Der 10. Senat des Niedersächsischen Oberverwaltungsgerichts hat mit Urteil vom 11. Oktober 2023 (Az.: 10 LC 117/22) die Berufung des Rates der Landeshauptstadt Hannover gegen das Urteil des Verwaltungsgerichts Hannover vom 14. Oktober 2022 (Az.: 1 A 1279/22) zurückgewiesen, mit dem dieses den Rat verpflichtet hatte, die Besetzung der Sitze in mehreren Ausschüssen nach dem Hare/Niemeyer-Verfahren vorzunehmen.

Der Niedersächsische Gesetzgeber hat kurz nach der Kommunalwahl in Niedersachsen am 12. September 2021 eine Änderung der Regelungen über die Verteilung der Sitze in den Ausschüssen dahingehend beschlossen, dass diese nicht mehr nach dem Hare/Niemeyer-Verfahren, sondern grundsätzlich nach dem Höchstzahlverfahren nach d’Hondt zu erfolgen hat. Letzteres begünstigt tendenziell die größeren Parteien.
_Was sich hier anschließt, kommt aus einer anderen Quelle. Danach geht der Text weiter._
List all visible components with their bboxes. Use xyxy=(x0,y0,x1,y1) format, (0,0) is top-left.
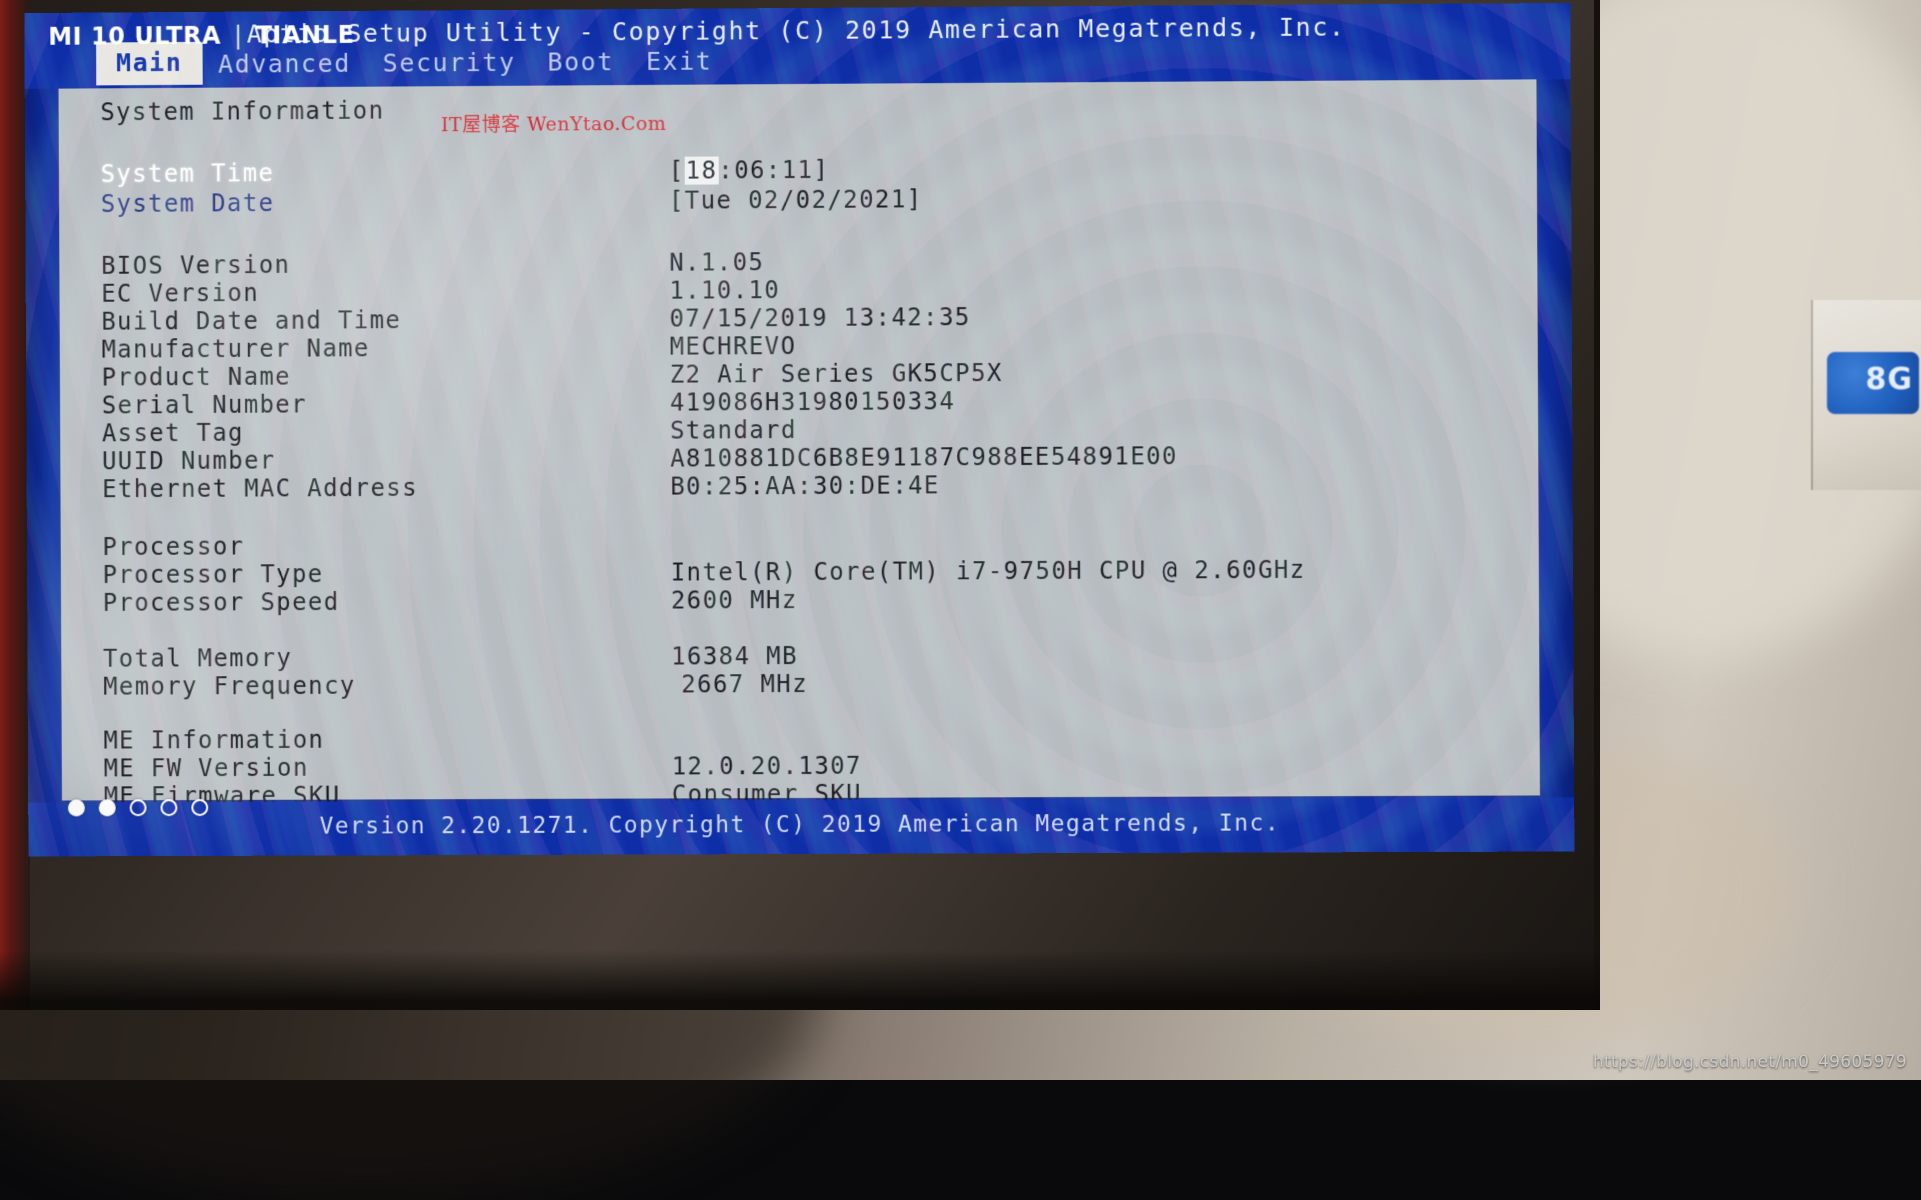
bios-screen: Aptio Setup Utility - Copyright (C) 2019… xyxy=(24,3,1574,857)
phone-model-label: MI 10 ULTRA xyxy=(48,22,221,51)
label-serial-number: Serial Number xyxy=(102,390,307,419)
value-uuid-number: A810881DC6B8E91187C988EE54891E00 xyxy=(670,442,1178,472)
shutter-dot-2 xyxy=(99,799,116,816)
desk-object-badge-label: 8G xyxy=(1866,362,1914,397)
section-label-me-information: ME Information xyxy=(103,726,324,755)
value-ec-version: 1.10.10 xyxy=(669,276,780,305)
value-total-memory: 16384 MB xyxy=(671,642,798,670)
laptop-bezel: Aptio Setup Utility - Copyright (C) 2019… xyxy=(0,0,1600,1010)
value-memory-frequency: 2667 MHz xyxy=(681,670,808,698)
label-memory-frequency: Memory Frequency xyxy=(103,672,356,701)
shutter-dot-1 xyxy=(68,799,85,816)
label-processor-type: Processor Type xyxy=(103,560,324,589)
label-bios-version: BIOS Version xyxy=(101,251,290,280)
phone-camera-watermark: MI 10 ULTRA | TIANLE xyxy=(48,21,354,51)
value-system-date[interactable]: [Tue 02/02/2021] xyxy=(669,185,923,214)
label-manufacturer-name: Manufacturer Name xyxy=(101,334,369,363)
system-time-hour-field[interactable]: 18 xyxy=(685,156,719,184)
label-system-time: System Time xyxy=(101,159,275,188)
value-system-time[interactable]: [18:06:11] xyxy=(669,156,830,185)
system-time-rest: :06:11] xyxy=(718,156,829,185)
value-serial-number: 419086H31980150334 xyxy=(670,387,955,416)
footer-bar: Version 2.20.1271. Copyright (C) 2019 Am… xyxy=(28,797,1574,856)
label-product-name: Product Name xyxy=(102,363,291,392)
phone-user-label: TIANLE xyxy=(256,21,355,50)
main-content-panel: System Information System Time [18:06:11… xyxy=(56,73,1541,802)
label-uuid-number: UUID Number xyxy=(102,447,276,476)
system-time-open-bracket: [ xyxy=(669,157,685,185)
value-build-date-and-time: 07/15/2019 13:42:35 xyxy=(669,303,970,333)
shutter-dot-4 xyxy=(160,799,177,816)
shutter-dot-5 xyxy=(191,799,208,816)
value-ethernet-mac-address: B0:25:AA:30:DE:4E xyxy=(670,471,940,500)
label-me-fw-version: ME FW Version xyxy=(104,754,309,783)
value-bios-version: N.1.05 xyxy=(669,248,764,277)
footer-version-text: Version 2.20.1271. Copyright (C) 2019 Am… xyxy=(28,809,1574,840)
label-total-memory: Total Memory xyxy=(103,644,292,673)
shutter-dot-3 xyxy=(130,799,147,816)
value-manufacturer-name: MECHREVO xyxy=(670,332,797,361)
label-ec-version: EC Version xyxy=(101,279,259,308)
section-label-processor: Processor xyxy=(102,532,244,561)
csdn-url-watermark: https://blog.csdn.net/m0_49605979 xyxy=(1593,1052,1907,1072)
value-processor-type: Intel(R) Core(TM) i7-9750H CPU @ 2.60GHz xyxy=(671,556,1306,587)
label-build-date-and-time: Build Date and Time xyxy=(101,306,401,336)
phone-watermark-separator: | xyxy=(230,22,247,50)
value-me-fw-version: 12.0.20.1307 xyxy=(672,752,862,781)
tab-security[interactable]: Security xyxy=(367,43,532,84)
laptop-hinge-shadow xyxy=(0,950,1600,1010)
section-label-system-information: System Information xyxy=(100,97,384,127)
label-asset-tag: Asset Tag xyxy=(102,419,244,448)
value-product-name: Z2 Air Series GK5CP5X xyxy=(670,359,1003,389)
label-ethernet-mac-address: Ethernet MAC Address xyxy=(102,474,418,503)
tab-exit[interactable]: Exit xyxy=(630,41,729,82)
value-asset-tag: Standard xyxy=(670,416,797,445)
camera-shutter-dots xyxy=(68,799,208,816)
label-processor-speed: Processor Speed xyxy=(103,588,340,617)
tab-advanced[interactable]: Advanced xyxy=(202,44,367,85)
label-system-date: System Date xyxy=(101,189,275,218)
value-processor-speed: 2600 MHz xyxy=(671,586,798,615)
blog-watermark-overlay: IT屋博客 WenYtao.Com xyxy=(441,109,667,137)
tab-boot[interactable]: Boot xyxy=(531,42,630,83)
In der konstituierenden Sitzung des Rates der Landeshauptstadt am 4. November 2021 stellte unter anderem die hier klagende FDP-Fraktion des Rates den Antrag, zu beschließen, die Sitzverteilung weiterhin nach dem Hare/Niemeyer-Verfahren vorzunehmen. Bei den Abstimmungen über den Antrag stimmten hinsichtlich des Verwaltungsausschusses 15 Abgeordnete mit „Ja“, bezüglich der weiteren Ausschüsse 10 Abgeordnete. Jeweils 49 Abgeordnete enthielten sich. Daraufhin wurde festgestellt, dass die Anträge abgelehnt worden seien, da es an der erforderlichen Einstimmigkeit fehle. Die Besetzung des Verwaltungsausschusses sowie der weiteren Ausschüsse erfolgte sodann nach dem d’Hondt-Verfahren.

Der hiergegen gerichteten Klage der FDP-Fraktion des Rates der Landeshauptstadt hat das Verwaltungsgericht Hannover am 14. Oktober 2022 stattgegeben und den Rat verpflichtet, die Besetzung der Sitze im Verwaltungsausschuss und bestimmten weiteren Ausschüssen nach dem Hare/Niemeyer-Verfahren vorzunehmen.

Der 10. Senat hat die Entscheidung des Verwaltungsgerichts mit seinem heutigen Urteil bestätigt und die dagegen gerichtete Berufung des Rates zurückgewiesen. Enthaltungen stünden der nach § 71 Abs. 10 NKomVG erforderlichen Einstimmigkeit nicht entgegen. Denn maßgeblich sei die Einheitlichkeit der abgegebenen Stimmen, zu denen Enthaltungen nicht zählten. Die Stimmberechtigten enthielten sich in diesem Fall ihrer Stimme in dem Sinne, dass sie gerade keine Stimme abgäben. Enthaltungen seien damit nicht als Gegenstimmen zu werten. Dieses Verständnis werde auch dem Sinn und Zweck des Einstimmigkeitserfordernisses des § 71 Abs. 10 NKomVG, dem Minderheitenschutz, gerecht, da bereits ein Abgeordneter die Abweichung von dem gesetzlich vorgesehen Verfahren verhindern könne, indem er mit „Nein“ stimme.

Die Revision zum Bundesverwaltungsgericht hat der Senat nicht zugelassen. Gegen die Nichtzulassung kann innerhalb eines Monats nach Zustellung des Urteils Beschwerde eingelegt werden, über die das Bundesverwaltungsgericht entscheidet.